2018-12-29 09:37:04 | 音楽
今年はレナード・バーンスタイン生誕100年ということで、様々な企画があったが、誕生日の8月25日、強いつながりがあったタングルウッド音楽祭で記念演奏会が催され、その模様が12月にNHK BSで放送された。
 
番組では演奏会の前に、この人の生涯について、1時間ほどのドキュメンタリーがあった。全体としてほぼ知っていることではあったが、二人の娘と息子による会話にあわせて、あまり隠した感じなしに生涯を的確にまとめていた。
 
生まれつきの才能はあったが、クラシック系の現代作曲家として、苦労しているとき、おなじみの「ウェストサイド・ストーリー」の話が舞い込む。この機会というのは多くの人が想像するように、一気に表舞台に飛び出たものであったが、同時に良くも悪くもその後の半生を縛ることになった。それを自らの路線には出来ず、だからと言ってその後の「ミサ」などで評価を得ることは出来なかった。
 
また「ウェストサイド・スト―リー」をクラシックのオーケストラ、オペラ歌手でやるという企画、これは私もCDで聴いたことがあるが、作曲家本人がの望みどおりやったからといって必ずしもうまくいかない、という見本のようなってしまった。映画版を監督したジェローム・ロビンスは企画に反対したそうだ。
 
またよくしられていることだが、この人が同性愛を妻に隠そうとしなかったこと、それによる破局が子供たちからも赤裸々に語られた。これはアメリカならでは、と言ったら偏見だろうか。それと私から見ると極端なヘヴィー・スモーカー、1日100本だそうで、これだけ映像に残っているのは、あと将棋の升田幸三くらいだろうか。
 
さてそれでも記念演奏会を見てもわかるとおり、多くの音楽家に愛され、また多くの若手を育てた。私の印象では、どちらかというと感情、パッションを表に出した、もちろんそれは的外れのものではないのだが、演奏が多く、ライヴでは聴いてる方も乗るが、スタジオ録音では必ずしも完成度が高いとは言えなかったように思う。マーラーだとそれはあまり目立たなかったが。
 
若い人たちのオーケストラ、若い演奏家を育てたが、トップレベルのオーケストラに関しては、それらを磨き上げたという感じはない。比較すればライナー/ショルティのシカゴ、オーマンディのフィラデルフィア、セルのクリーヴランドなど、ニューヨーク・フィルもブーレーズになってからしっかりしてきたところがあった。それともちろん、カラヤンのベルリン。

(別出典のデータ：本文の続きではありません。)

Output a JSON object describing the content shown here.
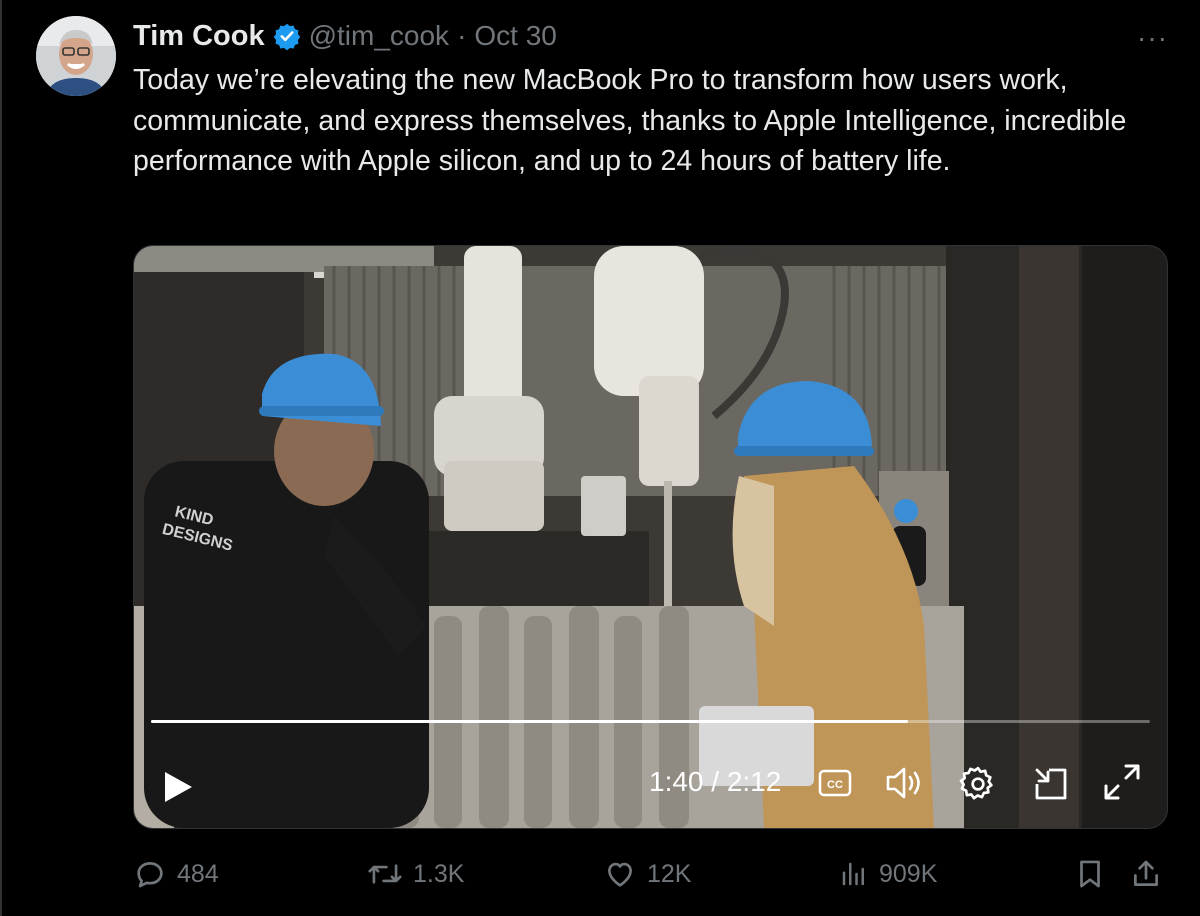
{
  "tweet": {
    "author": {
      "name": "Tim Cook",
      "handle": "@tim_cook",
      "separator": "·",
      "date": "Oct 30",
      "verified": true
    },
    "more_label": "···",
    "text": "Today we’re elevating the new MacBook Pro to transform how users work, communicate, and express themselves, thanks to Apple Intelligence, incredible performance with Apple silicon, and up to 24 hours of battery life."
  },
  "video": {
    "progress": 0.758,
    "time": "1:40 / 2:12",
    "cc_label": "CC",
    "shirt_text": [
      "KIND",
      "DESIGNS"
    ]
  },
  "actions": {
    "replies": "484",
    "reposts": "1.3K",
    "likes": "12K",
    "views": "909K"
  },
  "colors": {
    "text": "#e7e9ea",
    "secondary": "#71767b",
    "verified": "#1d9bf0",
    "background": "#000000",
    "hardhat": "#3b8ed6"
  },
  "icons": [
    "verified-icon",
    "more-icon",
    "play-icon",
    "closed-captions-icon",
    "volume-icon",
    "settings-gear-icon",
    "picture-in-picture-icon",
    "fullscreen-icon",
    "reply-icon",
    "repost-icon",
    "like-heart-icon",
    "views-icon",
    "bookmark-icon",
    "share-icon"
  ]
}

生で聴いたのは1985年に東京でイスラエル・フィルを指揮したマーラーの第9だが、身内に不幸があった直後ということもあり、これは身に染みた。
 
もっともわたしにとってこの人の最高のマーラーは、ディートリッヒ・フィッシャー=ディースカウによる歌曲集でのピアノ、これは伴奏などという枠を超えてしまったすごいものであった。
 
ちょっと辛口になってしまたが、上記演奏会で「ウェストメドレー」が舞台上でかなり自由に動く歌手たちでやられたときは、この作品の落ちない鮮度というか、完成度、やはり感心するしかなかった。
また没後30年近くになって、これだけ愛される人も珍しい。演奏会全体としては気持ちのいいものだった。
 
考えてみればこの人の没年は1990年、ベルリンの壁崩壊で東西の楽団員が集まった「第九」を指揮した翌年である。
そして気付いてみれば、今年この人の享年と同い年になってしまった。